LGBTQQ Safety Is a Community Endeavor
safetyfest
“Our work comes out of the belief in our community’s capacity to heal, survive and transform,” Morgan says. To see that in action, CUAV created safetyfest, a festival showcasing cultural performances, self-defense workshops, skill sharing and healing opportunities like acupuncture. Safteyfest also highlights the power of grassroots fundraising, since CUAV combines donations of all sizes in advance so that the festival can be completely free to the community. Last year, more than 250 people celebrated survival and resilience. Morgan explains, “Safetyfest reminds us that creating queer and trans safety can be fun. The violence and trauma our communities experience is really heavy. Safetyfest allows us to hold the heaviness along with the celebration.”
CUAV is hosting its second annual safetyfest, April 14 – 17, in Oakland and San Francisco. For more information, or to support the festival, visit: http://www.indiegogo.com/safetyfest-2011
Growing isolation and eroding self-worth are everyday realities for someone experiencing domestic violence. Turning to the authorities might lead to even more violence if you are undocumented, involved in sex work, a person of color, queer or transgender. Astraea grantee partner Community United Against Violence (CUAV), based in San Francisco, is deeply familiar with those realities and exists to undo isolation and empower individuals and communities to create true safety.

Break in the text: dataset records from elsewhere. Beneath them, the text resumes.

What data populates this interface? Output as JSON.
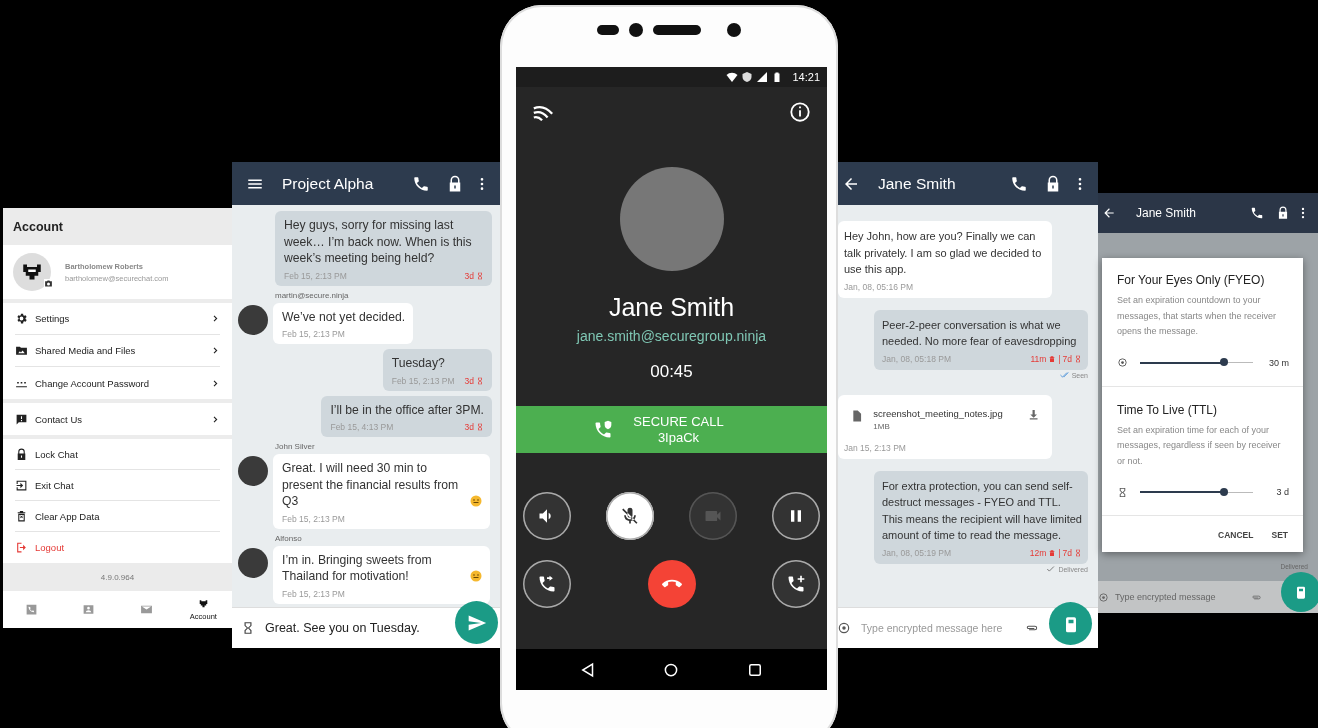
{
  "account": {
    "title": "Account",
    "name": "Bartholomew Roberts",
    "email": "bartholomew@securechat.com",
    "groups": [
      {
        "items": [
          {
            "kind": "settings",
            "label": "Settings",
            "chevron": true
          },
          {
            "kind": "media",
            "label": "Shared Media and Files",
            "chevron": true
          },
          {
            "kind": "password",
            "label": "Change Account Password",
            "chevron": true
          }
        ]
      },
      {
        "items": [
          {
            "kind": "contact",
            "label": "Contact Us",
            "chevron": true
          }
        ]
      },
      {
        "items": [
          {
            "kind": "lock",
            "label": "Lock Chat",
            "chevron": false
          },
          {
            "kind": "exit",
            "label": "Exit Chat",
            "chevron": false
          },
          {
            "kind": "clear",
            "label": "Clear App Data",
            "chevron": false
          },
          {
            "kind": "logout",
            "label": "Logout",
            "chevron": false
          }
        ]
      }
    ],
    "version": "4.9.0.964",
    "nav": [
      {
        "kind": "calls",
        "selected": false
      },
      {
        "kind": "contacts",
        "selected": false
      },
      {
        "kind": "messages",
        "selected": false
      },
      {
        "kind": "account",
        "label": "Account",
        "selected": true
      }
    ]
  },
  "group_chat": {
    "title": "Project Alpha",
    "messages": [
      {
        "kind": "outgoing",
        "text": "Hey guys, sorry for missing last week… I’m back now. When is this week’s meeting being held?",
        "time": "Feb 15, 2:13 PM",
        "ttl": "3d"
      },
      {
        "kind": "incoming",
        "sender": "martin@secure.ninja",
        "text": "We’ve not yet decided.",
        "time": "Feb 15, 2:13 PM"
      },
      {
        "kind": "outgoing",
        "text": "Tuesday?",
        "time": "Feb 15, 2:13 PM",
        "ttl": "3d"
      },
      {
        "kind": "outgoing",
        "text": "I’ll be in the office after 3PM.",
        "time": "Feb 15, 4:13 PM",
        "ttl": "3d"
      },
      {
        "kind": "incoming",
        "sender": "John Silver",
        "text": "Great. I will need 30 min to present the financial results from Q3",
        "time": "Feb 15, 2:13 PM",
        "emoji": true
      },
      {
        "kind": "incoming",
        "sender": "Alfonso",
        "text": "I’m in. Bringing sweets from Thailand for motivation!",
        "time": "Feb 15, 2:13 PM",
        "emoji": true
      }
    ],
    "composer": {
      "value": "Great. See you on Tuesday."
    }
  },
  "call": {
    "status_time": "14:21",
    "name": "Jane Smith",
    "email": "jane.smith@securegroup.ninja",
    "duration": "00:45",
    "banner": "SECURE CALL",
    "code": "3IpaCk",
    "controls": [
      {
        "kind": "speaker",
        "on": false,
        "disabled": false
      },
      {
        "kind": "mute",
        "on": true,
        "disabled": false
      },
      {
        "kind": "video",
        "on": false,
        "disabled": true
      },
      {
        "kind": "hold",
        "on": false,
        "disabled": false
      }
    ],
    "actions": [
      {
        "kind": "transfer"
      },
      {
        "kind": "end"
      },
      {
        "kind": "add"
      }
    ]
  },
  "direct_chat": {
    "title": "Jane Smith",
    "messages": [
      {
        "kind": "incoming",
        "text": "Hey John, how are you? Finally we can talk privately. I am so glad we decided to use this app.",
        "time": "Jan, 08, 05:16 PM"
      },
      {
        "kind": "outgoing",
        "text": "Peer-2-peer conversation is what we needed. No more fear of eavesdropping",
        "time": "Jan, 08, 05:18 PM",
        "fyeo": "11m",
        "separator": "|",
        "ttl": "7d",
        "receipt": "Seen",
        "read": true
      },
      {
        "kind": "file",
        "file_name": "screenshot_meeting_notes.jpg",
        "size": "1MB",
        "time": "Jan 15, 2:13 PM"
      },
      {
        "kind": "outgoing",
        "text": "For extra protection, you can send self-destruct messages - FYEO and TTL. This means the recipient will have limited amount of time to read the message.",
        "time": "Jan, 08, 05:19 PM",
        "fyeo": "12m",
        "separator": "|",
        "ttl": "7d",
        "receipt": "Delivered",
        "read": false
      }
    ],
    "composer": {
      "placeholder": "Type encrypted message here"
    }
  },
  "timer_dialog": {
    "title": "Jane Smith",
    "receipt": "Delivered",
    "sections": [
      {
        "kind": "fyeo",
        "title": "For Your Eyes Only (FYEO)",
        "text": "Set an expiration countdown to your messages, that starts when the receiver opens the message.",
        "level": 0.74,
        "reading": "30 m"
      },
      {
        "kind": "ttl",
        "title": "Time To Live (TTL)",
        "text": "Set an expiration time for each of your messages, regardless if seen by receiver or not.",
        "level": 0.74,
        "reading": "3 d"
      }
    ],
    "buttons": [
      "CANCEL",
      "SET"
    ],
    "composer": {
      "placeholder": "Type encrypted message"
    }
  }
}
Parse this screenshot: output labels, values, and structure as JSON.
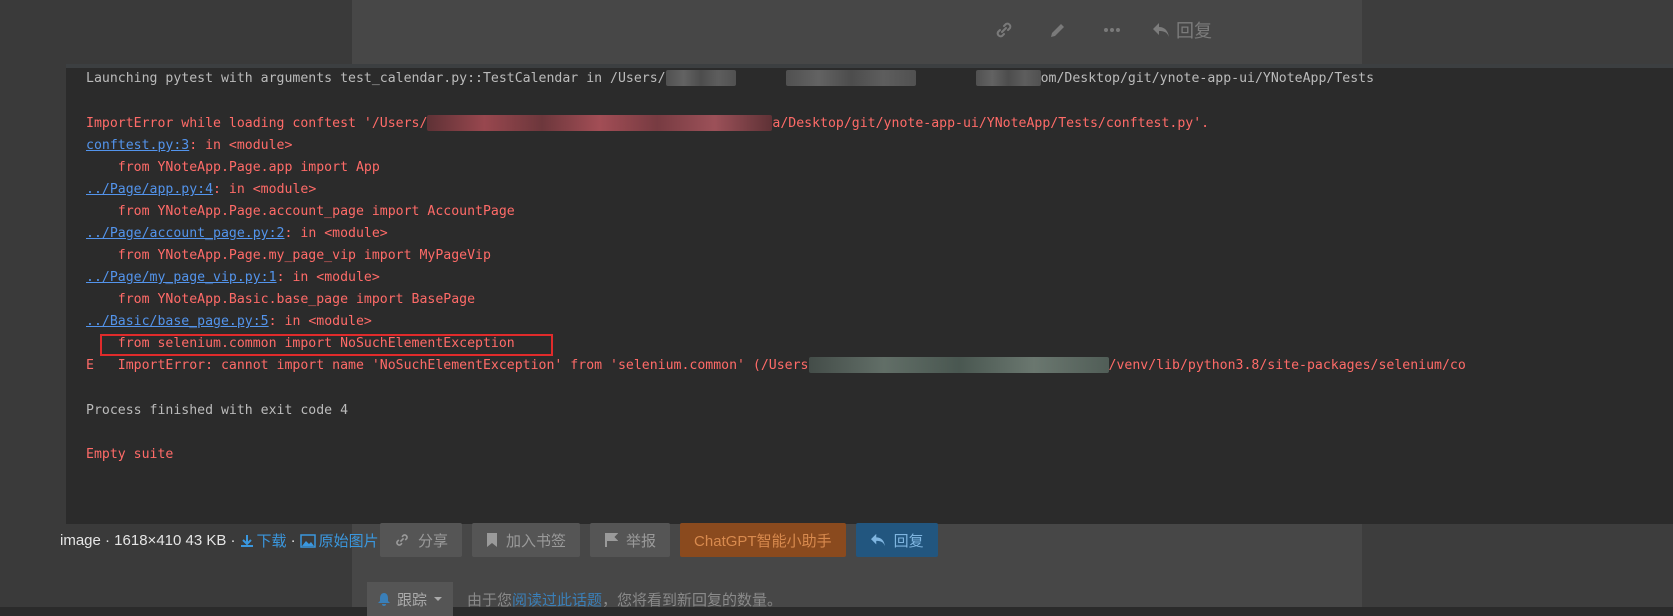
{
  "top_actions": {
    "reply_label": "回复"
  },
  "terminal": {
    "launch_line": {
      "prefix": "Launching pytest with arguments test_calendar.py::TestCalendar in /Users/",
      "suffix": "om/Desktop/git/ynote-app-ui/YNoteApp/Tests"
    },
    "import_error_line": {
      "prefix": "ImportError while loading conftest '/Users/",
      "suffix": "a/Desktop/git/ynote-app-ui/YNoteApp/Tests/conftest.py'."
    },
    "traceback": [
      {
        "link": "conftest.py:3",
        "in": ": in <module>",
        "code": "    from YNoteApp.Page.app import App"
      },
      {
        "link": "../Page/app.py:4",
        "in": ": in <module>",
        "code": "    from YNoteApp.Page.account_page import AccountPage"
      },
      {
        "link": "../Page/account_page.py:2",
        "in": ": in <module>",
        "code": "    from YNoteApp.Page.my_page_vip import MyPageVip"
      },
      {
        "link": "../Page/my_page_vip.py:1",
        "in": ": in <module>",
        "code": "    from YNoteApp.Basic.base_page import BasePage"
      },
      {
        "link": "../Basic/base_page.py:5",
        "in": ": in <module>",
        "code": "    from selenium.common import NoSuchElementException"
      }
    ],
    "e_line": {
      "prefix": "E   ImportError: cannot import name 'NoSuchElementException' from 'selenium.common' (/Users",
      "suffix": "/venv/lib/python3.8/site-packages/selenium/co"
    },
    "process_line": "Process finished with exit code 4",
    "empty_suite": "Empty suite"
  },
  "caption": {
    "text": "image · 1618×410 43 KB ·",
    "download": "下载",
    "sep": "·",
    "original": "原始图片"
  },
  "post_buttons": {
    "share": "分享",
    "bookmark": "加入书签",
    "report": "举报",
    "chatgpt": "ChatGPT智能小助手",
    "reply": "回复"
  },
  "follow": {
    "label": "跟踪",
    "text_prefix": "由于您",
    "link": "阅读过此话题",
    "text_suffix": "，您将看到新回复的数量。"
  },
  "colors": {
    "terminal_bg": "#2b2b2b",
    "error_red": "#ff6b68",
    "link_blue": "#5394ec",
    "highlight_box": "#e02b2b"
  }
}
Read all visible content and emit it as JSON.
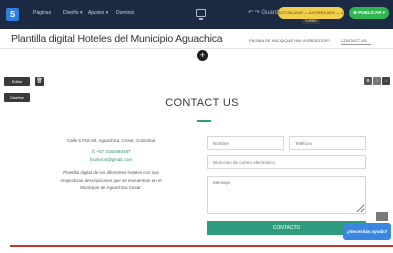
{
  "editor": {
    "logo": "S",
    "menu": [
      "Páginas",
      "Diseño ▾",
      "Ajustes ▾",
      "Dominio"
    ],
    "undo": "↶ ↷ Guardado",
    "update_label": "ACTUALIZAR — AHORRA 60% — 449",
    "update_sub": "TURBO",
    "publish_label": "⊕ PUBLICAR ▾"
  },
  "site": {
    "title": "Plantilla digital Hoteles del Municipio Aguachica",
    "nav": [
      "PÁGINA DE INICIO",
      "¿QUÉ HAY ALREDEDOR?",
      "CONTACT US"
    ]
  },
  "tools": {
    "edit_label": "Editar",
    "design_label": "Diseñar",
    "trash_icon": "🗑",
    "right_icons": [
      "⚙",
      "↑",
      "↓"
    ]
  },
  "contact": {
    "heading": "CONTACT US",
    "address": "Calle 5 #16-28, Aguachica, Cesar, Colombia",
    "phone": "✆ +57 3183484487",
    "email": "hsoforos@gmail.com",
    "description": "Plantilla digital de los diferentes hoteles con sus respectivas descripciones que se encuentran en el Municipio de Aguachica Cesar."
  },
  "form": {
    "name_placeholder": "Nombre",
    "phone_placeholder": "Teléfono",
    "email_placeholder": "Dirección de correo electrónico",
    "message_placeholder": "Mensaje",
    "submit_label": "CONTACTO"
  },
  "help": {
    "label": "¿Necesitás ayuda?"
  },
  "colors": {
    "accent": "#2f9c7e",
    "editor_bg": "#1c2a44",
    "publish": "#2fb551",
    "update": "#f2cf4b",
    "help": "#3b86e0"
  }
}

Founded in 1979 in response to hate violence, often at the hands of police during raids of gay bars, CUAV emerged as a vehicle for LGBTQQ people to keep each other safe, whether from hate, state or intimate partner violence. Today, CUAV is “blending the organization’s legacy of providing lifesaving services for survivors with LGBTQQ community organizing to end all forms of violence,” said CUAV Organizing Director Morgan Bassichis. “We are reclaiming the ideas of safety and security to align them with social justice values.”
CUAV’s philosophy is that safety is not a destination; it’s a process. That process is transformative. It might begin with a survivor, seeking support as a participant.
(CUAV has dispensed with the term “client” to make sure that every aspect of the experience is about empowerment.) The participant can then access bilingual emotional support, advocacy and safety planning for free, and CUAV helps to identify life-options available to them. “The goal is for services to be the start, not the end, of our relationship with people,” said Morgan. “Participants are invited to come to our Safety Labs, which build skills of de-escalation, direct communication and peer support. Sometimes for the first time, they meet others that have dealt with similar issues and are committed to ending violence in their lives and communities. Participants say, ‘I didn’t realize that my survival is a source of power. I didn’t realize I could set boundaries and have options.’” From there, many become involved as members, helping to organize events and training to provide the same services that changed their own lives.
CUAV’s participants and members are largely LGBTQQ people of color and immigrants, and its work reflects its big-picture view of change. In moving away from a crisis-response model toward a transformative justice model that addresses root causes of injustice and violence, CUAV aims to fundamentally change relationships, communities and societies. Morgan said, “There is a growing consensus within LGBTQQ communities that as part of the larger movement for racial and economic justice, we must challenge solutions of policing, criminalization and imprisonment. We must work to transform cultural norms from punishment and shame to support and love.”